A dismal groan announced that the breath had been pretty well driven from the spy’s lungs; and before he could recover his wits enough to try and produce any weapon Frank clapped the end of his wrench against his temple while he called out in very commanding tones:

“Don’t try to draw a gun or you are a dead man! I’ve got you covered, and will pull the trigger if you so much as move a hand!”

Having in this manner caused the prisoner to behave, Frank hastily searched his pockets and confiscated a stubby little revolver which he found there. Then he told Billy to tie the man’s wrists together, placing them behind his back, with a stout piece of tarred rope that lay within convenient reaching distance.

“Now he’s helpless, and we can let him get to his feet if we want,” said Billy; but Frank thought otherwise.

“It’s better to be on the safe side,” he observed. “So use the balance of the rope around his ankles, Billy.

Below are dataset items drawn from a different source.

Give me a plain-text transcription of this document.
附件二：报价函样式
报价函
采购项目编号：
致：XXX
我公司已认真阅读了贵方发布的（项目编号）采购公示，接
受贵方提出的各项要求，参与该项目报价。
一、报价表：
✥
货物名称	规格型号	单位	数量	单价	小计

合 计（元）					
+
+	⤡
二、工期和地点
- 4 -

I want to leave you two here while I go to town and make arrangements through Major Nixon to have the man held simply as a thief and not as a spy. I’d like to know he couldn’t get away.”

They found that he was rather a small man, with a cunning face. He did not look very much like a German, and possibly had been picked out for his hazardous pursuit on that very account.

To their surprise he addressed them in the best of English.

“I am an American citizen, you must know, and I have the papers to prove it. My name is Hans Larsen and I came from Sweden many years ago.”

“Oh! is that so?” remarked Frank, who had lately read that many Germans across the sea had been able to secure the naturalization papers belonging to others in order to cross to Sweden or Italy without being taken prisoner by the English naval men, and Frank rightly guessed the spy had fortified himself in that way so as to have some means for escaping death in case of capture.

“Then what were you doing hidden in that locker?” demanded Billy.